A change to the historic race allows competitors to race in three legs. Teams can have between three and eight members.
By Oliver Lazenby
What’s the hardest segment in the seven-leg Ski to Sea race? The eight-mile downhill running leg is a strong candidate. But the kayak leg can be grueling in the wrong conditions. “XC skier needed” posts on the Ski to Sea message board are by far the most common, maybe that’s the hardest leg?
It turns out, some would-be Ski to Sea teams get shut down much earlier in the race, before they even sign up. The prospect of getting eight people to commit and pay the entrance fee and then have to worry that someone might flake out or get injured before the race has stopped many potential teams from competing, race directors say.
To reduce anxiety and increase team flexibility, directors of the race from the Mt. Baker Ski Area to Fairhaven have made a new rule. For the first time, individual athletes can compete in up to three legs, meaning teams can have anywhere from three to eight racers (eight because the canoe leg requires two paddlers).
“Our goal was to help with situations that we hear about every year where a team member has an injury or someone can’t participate at the last minute and all of a sudden the team has a hole to fill,” said Anna Rankin, Ski to Sea race director. “That was our main objective – to get more teams to participate.”
In 2016, the Ski to Sea board of directors found out that it’s not easy to change the iconic, 45-year-old race.

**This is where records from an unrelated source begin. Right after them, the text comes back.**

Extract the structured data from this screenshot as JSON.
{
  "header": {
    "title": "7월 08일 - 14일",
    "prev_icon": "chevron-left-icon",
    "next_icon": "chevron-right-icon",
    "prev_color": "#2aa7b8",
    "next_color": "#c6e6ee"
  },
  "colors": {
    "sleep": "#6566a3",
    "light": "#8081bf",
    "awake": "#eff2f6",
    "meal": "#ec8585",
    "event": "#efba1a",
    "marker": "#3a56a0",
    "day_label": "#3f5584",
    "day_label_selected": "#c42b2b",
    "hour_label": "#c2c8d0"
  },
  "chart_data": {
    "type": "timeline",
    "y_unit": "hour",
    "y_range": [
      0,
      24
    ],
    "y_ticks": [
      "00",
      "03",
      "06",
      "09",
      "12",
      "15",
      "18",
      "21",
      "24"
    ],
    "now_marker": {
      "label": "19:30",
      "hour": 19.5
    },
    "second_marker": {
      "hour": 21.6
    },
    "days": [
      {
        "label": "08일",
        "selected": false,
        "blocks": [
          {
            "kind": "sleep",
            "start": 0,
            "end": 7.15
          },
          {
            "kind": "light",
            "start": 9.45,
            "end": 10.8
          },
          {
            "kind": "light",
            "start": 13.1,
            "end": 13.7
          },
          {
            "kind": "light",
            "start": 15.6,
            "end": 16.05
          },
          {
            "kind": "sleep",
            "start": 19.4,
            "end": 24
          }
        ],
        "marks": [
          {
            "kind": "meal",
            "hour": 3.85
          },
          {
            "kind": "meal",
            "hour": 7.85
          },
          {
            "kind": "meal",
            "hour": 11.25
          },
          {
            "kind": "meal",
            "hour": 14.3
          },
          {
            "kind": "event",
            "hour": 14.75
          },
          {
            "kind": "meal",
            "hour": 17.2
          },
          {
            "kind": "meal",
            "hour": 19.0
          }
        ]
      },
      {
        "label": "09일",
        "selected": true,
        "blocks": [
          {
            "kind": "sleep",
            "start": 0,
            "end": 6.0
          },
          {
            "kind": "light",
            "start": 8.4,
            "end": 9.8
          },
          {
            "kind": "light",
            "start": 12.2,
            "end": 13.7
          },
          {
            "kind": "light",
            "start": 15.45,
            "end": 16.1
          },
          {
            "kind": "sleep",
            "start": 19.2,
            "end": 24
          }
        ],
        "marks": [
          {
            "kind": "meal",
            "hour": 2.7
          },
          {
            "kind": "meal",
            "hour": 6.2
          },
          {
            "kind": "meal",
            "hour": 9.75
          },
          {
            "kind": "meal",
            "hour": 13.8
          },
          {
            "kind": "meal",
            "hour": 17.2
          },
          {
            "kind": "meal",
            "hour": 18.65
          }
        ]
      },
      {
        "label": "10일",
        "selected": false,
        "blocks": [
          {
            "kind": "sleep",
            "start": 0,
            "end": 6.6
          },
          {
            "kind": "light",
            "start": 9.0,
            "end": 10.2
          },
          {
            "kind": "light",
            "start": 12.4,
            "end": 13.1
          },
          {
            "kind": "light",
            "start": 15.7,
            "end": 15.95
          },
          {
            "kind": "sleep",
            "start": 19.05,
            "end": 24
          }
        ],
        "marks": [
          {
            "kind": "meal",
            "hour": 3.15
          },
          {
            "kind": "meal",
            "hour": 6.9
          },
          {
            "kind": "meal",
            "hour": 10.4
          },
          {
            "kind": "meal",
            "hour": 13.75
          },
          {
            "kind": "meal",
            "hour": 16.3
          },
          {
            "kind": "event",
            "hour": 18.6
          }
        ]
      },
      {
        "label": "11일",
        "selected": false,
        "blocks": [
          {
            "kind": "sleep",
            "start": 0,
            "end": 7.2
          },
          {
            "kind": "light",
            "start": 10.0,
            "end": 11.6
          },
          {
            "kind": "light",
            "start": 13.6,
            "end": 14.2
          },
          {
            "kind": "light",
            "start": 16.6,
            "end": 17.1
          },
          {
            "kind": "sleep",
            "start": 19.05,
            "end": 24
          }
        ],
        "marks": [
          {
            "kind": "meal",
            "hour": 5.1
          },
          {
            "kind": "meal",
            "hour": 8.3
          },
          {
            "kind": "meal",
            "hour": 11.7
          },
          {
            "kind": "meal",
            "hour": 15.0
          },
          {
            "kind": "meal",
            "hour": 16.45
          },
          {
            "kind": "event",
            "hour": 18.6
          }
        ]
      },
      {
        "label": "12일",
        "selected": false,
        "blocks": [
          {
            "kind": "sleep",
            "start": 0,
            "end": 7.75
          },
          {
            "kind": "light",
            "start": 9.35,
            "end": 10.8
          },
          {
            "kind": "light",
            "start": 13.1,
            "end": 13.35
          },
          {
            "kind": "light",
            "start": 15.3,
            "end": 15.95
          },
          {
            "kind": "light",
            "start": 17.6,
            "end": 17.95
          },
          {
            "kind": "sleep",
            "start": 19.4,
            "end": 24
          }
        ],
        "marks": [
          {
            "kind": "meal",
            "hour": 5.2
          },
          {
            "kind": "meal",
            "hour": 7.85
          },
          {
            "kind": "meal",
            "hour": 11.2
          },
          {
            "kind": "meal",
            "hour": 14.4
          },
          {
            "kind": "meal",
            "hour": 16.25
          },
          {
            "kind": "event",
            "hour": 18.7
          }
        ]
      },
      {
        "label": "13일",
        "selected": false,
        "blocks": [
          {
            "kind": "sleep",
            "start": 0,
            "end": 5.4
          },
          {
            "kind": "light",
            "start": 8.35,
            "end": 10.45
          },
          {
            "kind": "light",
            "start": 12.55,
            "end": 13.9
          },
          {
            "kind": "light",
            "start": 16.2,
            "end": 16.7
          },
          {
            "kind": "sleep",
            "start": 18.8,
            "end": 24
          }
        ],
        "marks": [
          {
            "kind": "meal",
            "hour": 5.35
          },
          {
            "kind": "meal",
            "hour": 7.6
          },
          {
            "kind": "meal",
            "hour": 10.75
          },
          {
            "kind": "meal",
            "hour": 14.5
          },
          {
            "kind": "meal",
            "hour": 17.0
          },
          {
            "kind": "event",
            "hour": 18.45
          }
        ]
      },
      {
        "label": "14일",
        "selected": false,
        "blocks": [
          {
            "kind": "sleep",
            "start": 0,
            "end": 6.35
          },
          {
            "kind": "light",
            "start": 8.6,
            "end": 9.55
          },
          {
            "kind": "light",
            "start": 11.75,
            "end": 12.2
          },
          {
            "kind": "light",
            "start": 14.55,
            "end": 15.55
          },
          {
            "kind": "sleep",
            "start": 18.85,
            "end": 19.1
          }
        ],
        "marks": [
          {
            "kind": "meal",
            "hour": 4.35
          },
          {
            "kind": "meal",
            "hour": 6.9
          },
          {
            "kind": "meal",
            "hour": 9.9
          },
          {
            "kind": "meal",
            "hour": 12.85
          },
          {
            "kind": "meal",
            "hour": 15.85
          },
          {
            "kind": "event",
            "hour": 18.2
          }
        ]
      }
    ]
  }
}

When race directors floated the idea of cancelling the Nordic skiing leg, they were immediately flooded with objections. Within 24 hours, they announced the Nordic leg would stay in the race.

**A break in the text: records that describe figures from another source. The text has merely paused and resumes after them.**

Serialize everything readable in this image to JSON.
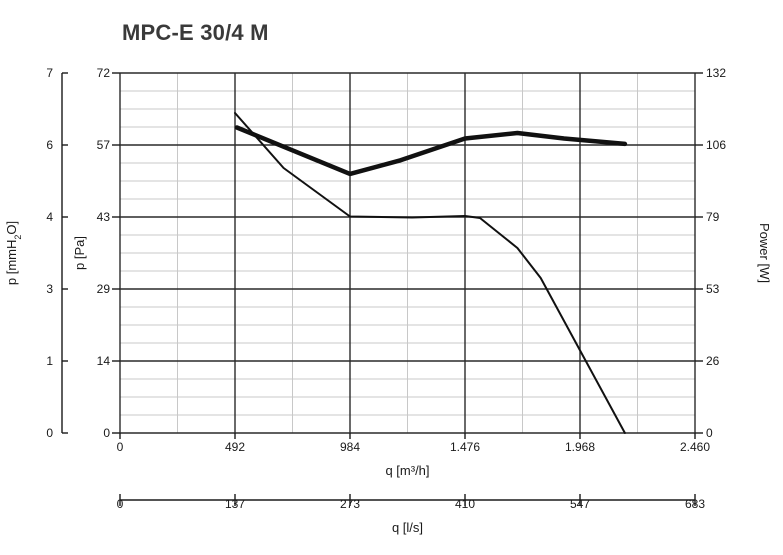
{
  "chart_data": {
    "type": "line",
    "title": "MPC-E 30/4 M",
    "x_primary": {
      "label": "q [m³/h]",
      "ticks": [
        "0",
        "492",
        "984",
        "1.476",
        "1.968",
        "2.460"
      ],
      "range": [
        0,
        2460
      ]
    },
    "x_secondary": {
      "label": "q [l/s]",
      "ticks": [
        "0",
        "137",
        "273",
        "410",
        "547",
        "683"
      ]
    },
    "y_left_outer": {
      "label": "p [mmH2O]",
      "ticks": [
        "0",
        "1",
        "3",
        "4",
        "6",
        "7"
      ]
    },
    "y_left_inner": {
      "label": "p [Pa]",
      "ticks": [
        "0",
        "14",
        "29",
        "43",
        "57",
        "72"
      ],
      "range": [
        0,
        72
      ]
    },
    "y_right": {
      "label": "Power [W]",
      "ticks": [
        "0",
        "26",
        "53",
        "79",
        "106",
        "132"
      ],
      "range": [
        0,
        132
      ]
    },
    "grid": true,
    "series": [
      {
        "axis": "y_left_inner",
        "x": [
          492,
          700,
          984,
          1250,
          1476,
          1540,
          1700,
          1800,
          2160
        ],
        "values": [
          64,
          53,
          43.3,
          43.1,
          43.4,
          43,
          37,
          31,
          0
        ]
      },
      {
        "axis": "y_right",
        "x": [
          500,
          984,
          1200,
          1476,
          1700,
          1900,
          2160
        ],
        "values": [
          112,
          95,
          100,
          108,
          110,
          108,
          106
        ]
      }
    ]
  }
}
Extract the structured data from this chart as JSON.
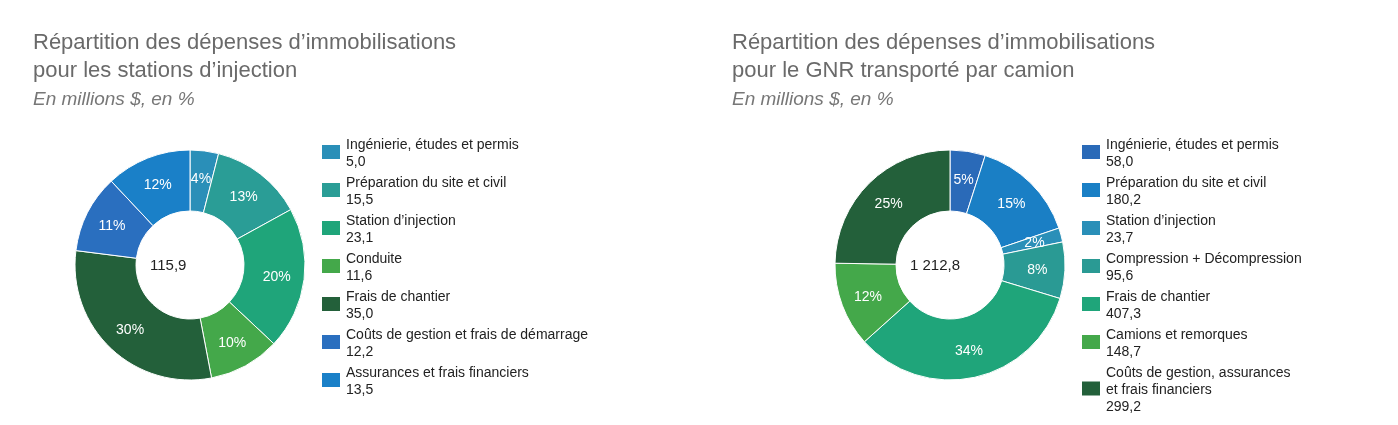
{
  "chart_data": [
    {
      "type": "donut",
      "title": "Répartition des dépenses d’immobilisations\npour les stations d’injection",
      "subtitle": "En millions $, en %",
      "categories": [
        "Ingénierie, études et permis\n5,0",
        "Préparation du site et civil\n15,5",
        "Station d’injection\n23,1",
        "Conduite\n11,6",
        "Frais de chantier\n35,0",
        "Coûts de gestion et frais de démarrage\n12,2",
        "Assurances et frais financiers\n13,5"
      ],
      "values": [
        4,
        13,
        20,
        10,
        30,
        11,
        12
      ],
      "value_labels": [
        "4%",
        "13%",
        "20%",
        "10%",
        "30%",
        "11%",
        "12%"
      ],
      "colors": [
        "#2a8fb8",
        "#2a9d96",
        "#1fa57a",
        "#44a84a",
        "#23603a",
        "#2a6fbf",
        "#1a80c8"
      ],
      "annotations": [
        "115,9"
      ],
      "legend": "right"
    },
    {
      "type": "donut",
      "title": "Répartition des dépenses d’immobilisations\npour le GNR transporté par camion",
      "subtitle": "En millions $, en %",
      "categories": [
        "Ingénierie, études et permis\n58,0",
        "Préparation du site et civil\n180,2",
        "Station d’injection\n23,7",
        "Compression + Décompression\n95,6",
        "Frais de chantier\n407,3",
        "Camions et remorques\n148,7",
        "Coûts de gestion, assurances\net frais financiers\n299,2"
      ],
      "values": [
        5,
        15,
        2,
        8,
        34,
        12,
        25
      ],
      "value_labels": [
        "5%",
        "15%",
        "2%",
        "8%",
        "34%",
        "12%",
        "25%"
      ],
      "colors": [
        "#2a6ab8",
        "#1a7fc5",
        "#2a8fb8",
        "#2a9a94",
        "#1fa57a",
        "#44a84a",
        "#23603a"
      ],
      "annotations": [
        "1 212,8"
      ],
      "legend": "right"
    }
  ]
}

It’s too early to tell if the change will lead to more participation, but the reaction has been positive so far, Rankin said.
“I think it’s really going to lift a little pressure off for teams who find themselves a racer or two short.”

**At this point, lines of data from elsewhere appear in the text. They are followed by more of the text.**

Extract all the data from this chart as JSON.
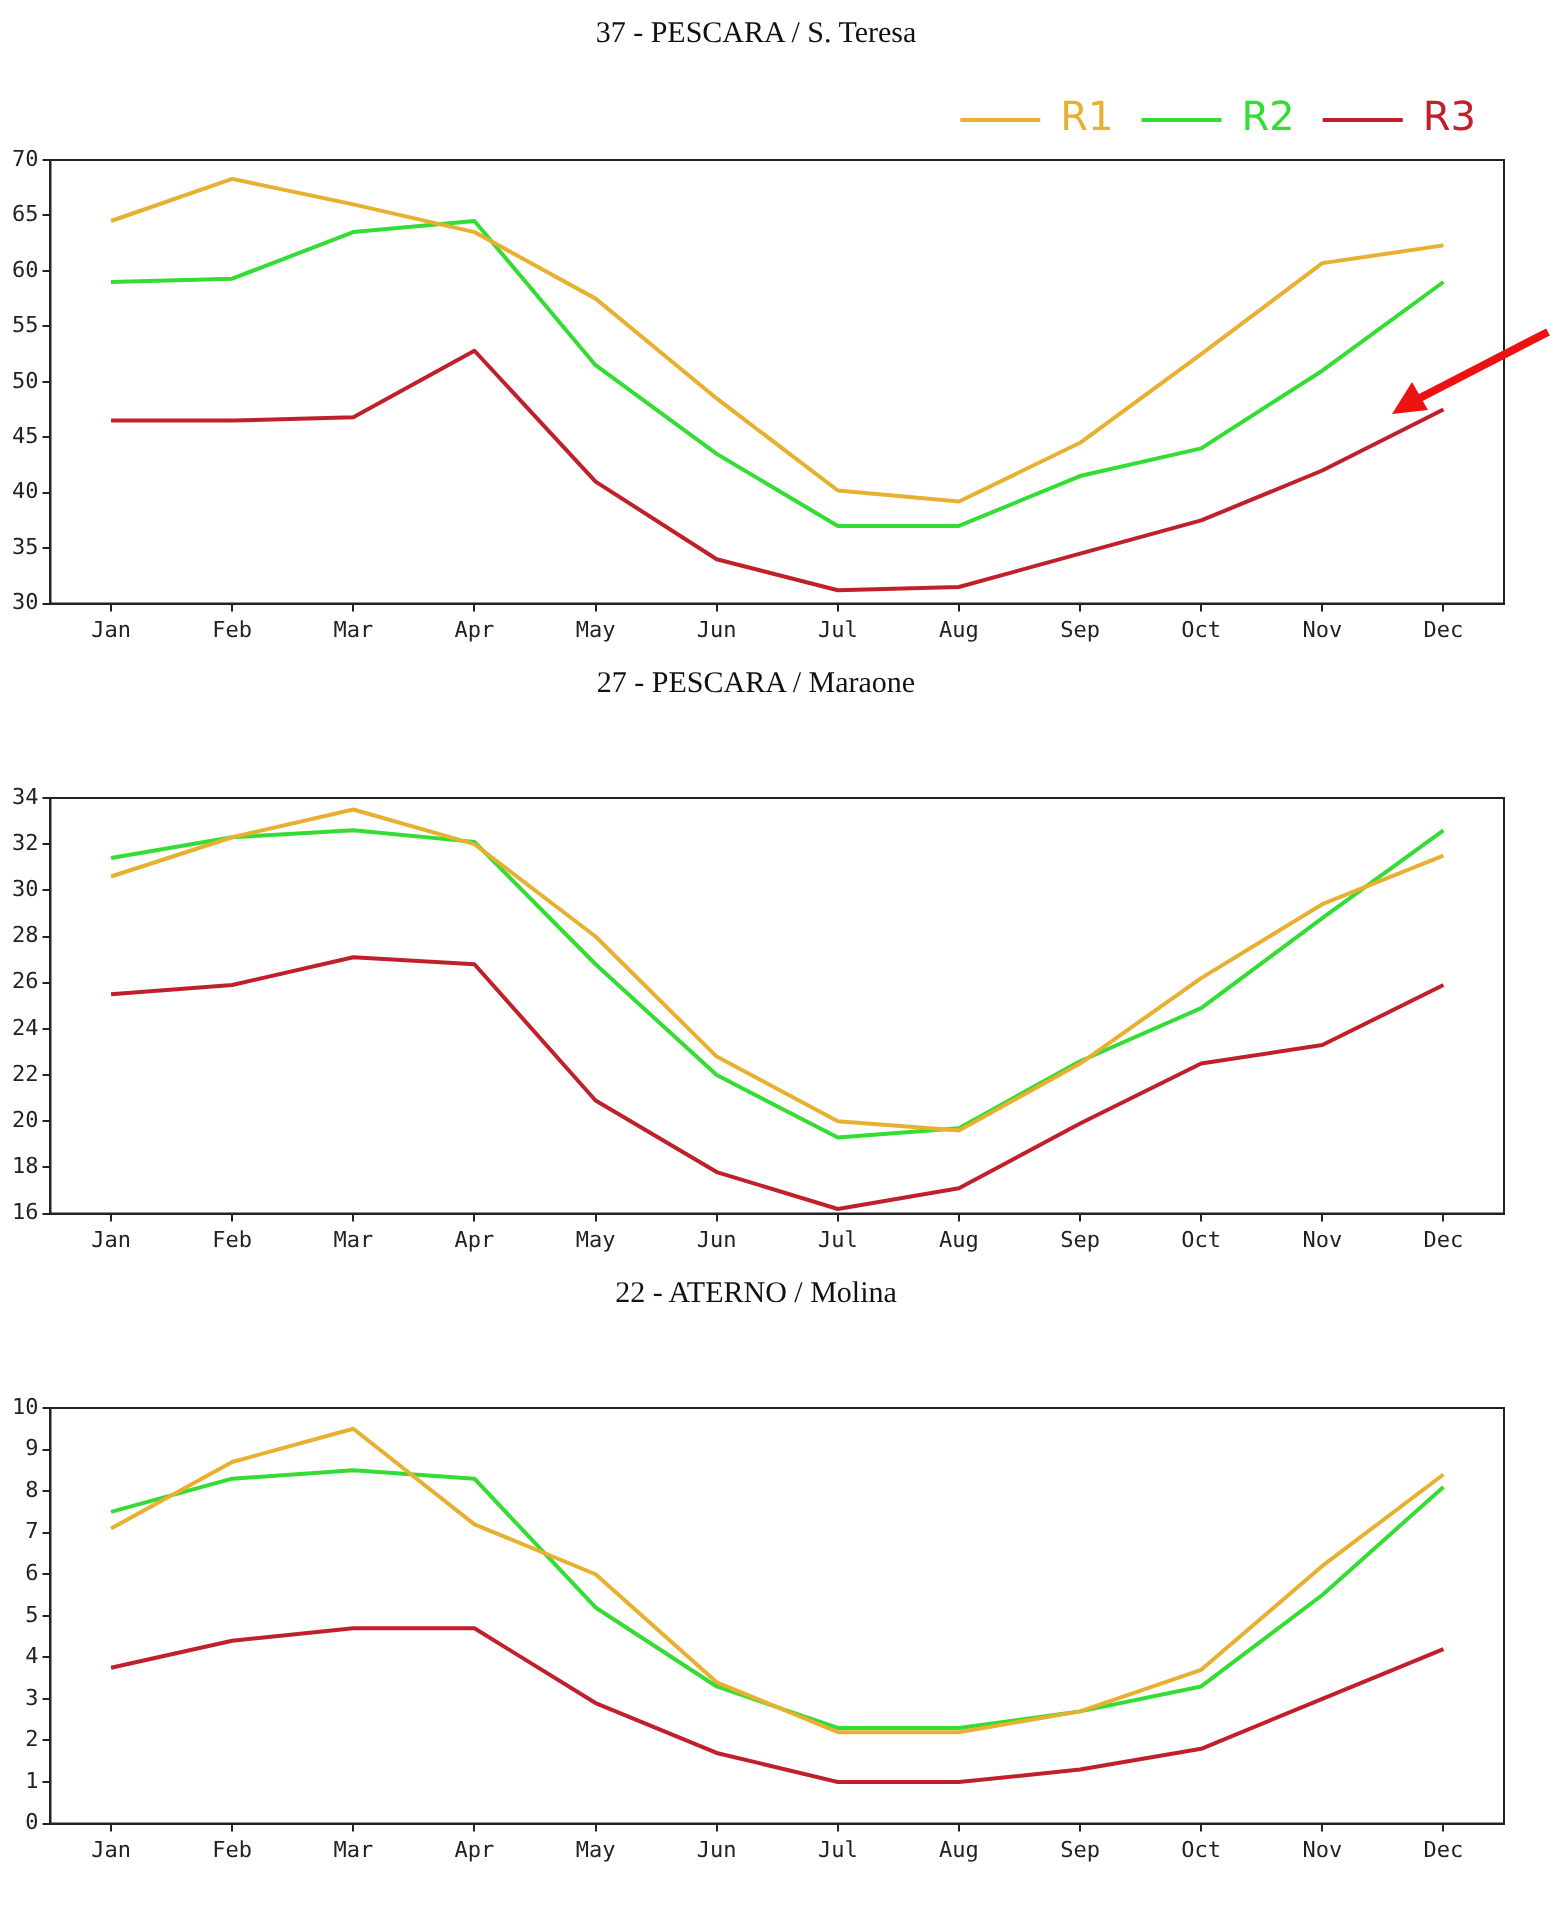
{
  "chart_data": [
    {
      "type": "line",
      "title": "37 - PESCARA / S. Teresa",
      "categories": [
        "Jan",
        "Feb",
        "Mar",
        "Apr",
        "May",
        "Jun",
        "Jul",
        "Aug",
        "Sep",
        "Oct",
        "Nov",
        "Dec"
      ],
      "series": [
        {
          "name": "R1",
          "color": "#e8b030",
          "values": [
            64.5,
            68.3,
            66,
            63.5,
            57.5,
            48.5,
            40.2,
            39.2,
            44.5,
            52.5,
            60.7,
            62.3
          ]
        },
        {
          "name": "R2",
          "color": "#33dd33",
          "values": [
            59,
            59.3,
            63.5,
            64.5,
            51.5,
            43.5,
            37,
            37,
            41.5,
            44,
            51,
            59
          ]
        },
        {
          "name": "R3",
          "color": "#c0202a",
          "values": [
            46.5,
            46.5,
            46.8,
            52.8,
            41,
            34,
            31.2,
            31.5,
            34.5,
            37.5,
            42,
            47.5
          ]
        }
      ],
      "ylim": [
        30,
        70
      ],
      "yticks": [
        30,
        35,
        40,
        45,
        50,
        55,
        60,
        65,
        70
      ],
      "grid": false,
      "legend": "top right",
      "marker": "none",
      "line_style": "solid"
    },
    {
      "type": "line",
      "title": "27 - PESCARA / Maraone",
      "categories": [
        "Jan",
        "Feb",
        "Mar",
        "Apr",
        "May",
        "Jun",
        "Jul",
        "Aug",
        "Sep",
        "Oct",
        "Nov",
        "Dec"
      ],
      "series": [
        {
          "color": "#e8b030",
          "values": [
            30.6,
            32.3,
            33.5,
            32,
            28,
            22.8,
            20,
            19.6,
            22.5,
            26.2,
            29.4,
            31.5
          ]
        },
        {
          "color": "#33dd33",
          "values": [
            31.4,
            32.3,
            32.6,
            32.1,
            26.8,
            22,
            19.3,
            19.7,
            22.6,
            24.9,
            28.8,
            32.6
          ]
        },
        {
          "color": "#c0202a",
          "values": [
            25.5,
            25.9,
            27.1,
            26.8,
            20.9,
            17.8,
            16.2,
            17.1,
            19.9,
            22.5,
            23.3,
            25.9
          ]
        }
      ],
      "ylim": [
        16,
        34
      ],
      "yticks": [
        16,
        18,
        20,
        22,
        24,
        26,
        28,
        30,
        32,
        34
      ],
      "grid": false,
      "legend": false,
      "marker": "none",
      "line_style": "solid"
    },
    {
      "type": "line",
      "title": "22 - ATERNO / Molina",
      "categories": [
        "Jan",
        "Feb",
        "Mar",
        "Apr",
        "May",
        "Jun",
        "Jul",
        "Aug",
        "Sep",
        "Oct",
        "Nov",
        "Dec"
      ],
      "series": [
        {
          "color": "#e8b030",
          "values": [
            7.1,
            8.7,
            9.5,
            7.2,
            6,
            3.4,
            2.2,
            2.2,
            2.7,
            3.7,
            6.2,
            8.4
          ]
        },
        {
          "color": "#33dd33",
          "values": [
            7.5,
            8.3,
            8.5,
            8.3,
            5.2,
            3.3,
            2.3,
            2.3,
            2.7,
            3.3,
            5.5,
            8.1
          ]
        },
        {
          "color": "#c0202a",
          "values": [
            3.75,
            4.4,
            4.7,
            4.7,
            2.9,
            1.7,
            1,
            1,
            1.3,
            1.8,
            3,
            4.2
          ]
        }
      ],
      "ylim": [
        0,
        10
      ],
      "yticks": [
        0,
        1,
        2,
        3,
        4,
        5,
        6,
        7,
        8,
        9,
        10
      ],
      "grid": false,
      "legend": false,
      "marker": "none",
      "line_style": "solid"
    }
  ]
}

“I was amazed, I didn’t get a single negative comment,” she said. “I think it’s really going to lift a little pressure off for teams who find themselves a racer or two short.”
A teammate doing double duty after another teammate drops out: that’s how Rankin foresees the new rule working. But she has also heard from racers who want to take on the relay with the fewest possible competitors and from others who’ve raced before and are looking for a new challenge.
A team of three isn’t ambitious enough for some. The Ski to Sea race board gets requests every year from people who want to do the entire race on their own, Rankin said. Many other multisport races around the region, including the Ridge to River in Wenatchee, Mountains to Sound Relay in Seattle and Pole, Pedal Paddle in Bend, Oregon, allow individuals to take on the whole course.
Race directors have talked about that in the past, but for now it’s not happening.
“We’re not ready to take that step at all. I get that people want to push themselves and challenge themselves, but I just don’t think this is the event for that,” Rankin said. “Ski to Sea is a team relay race. It’s about camaraderie. It’s about community. For those reasons, I’d like to see it be a team sport.”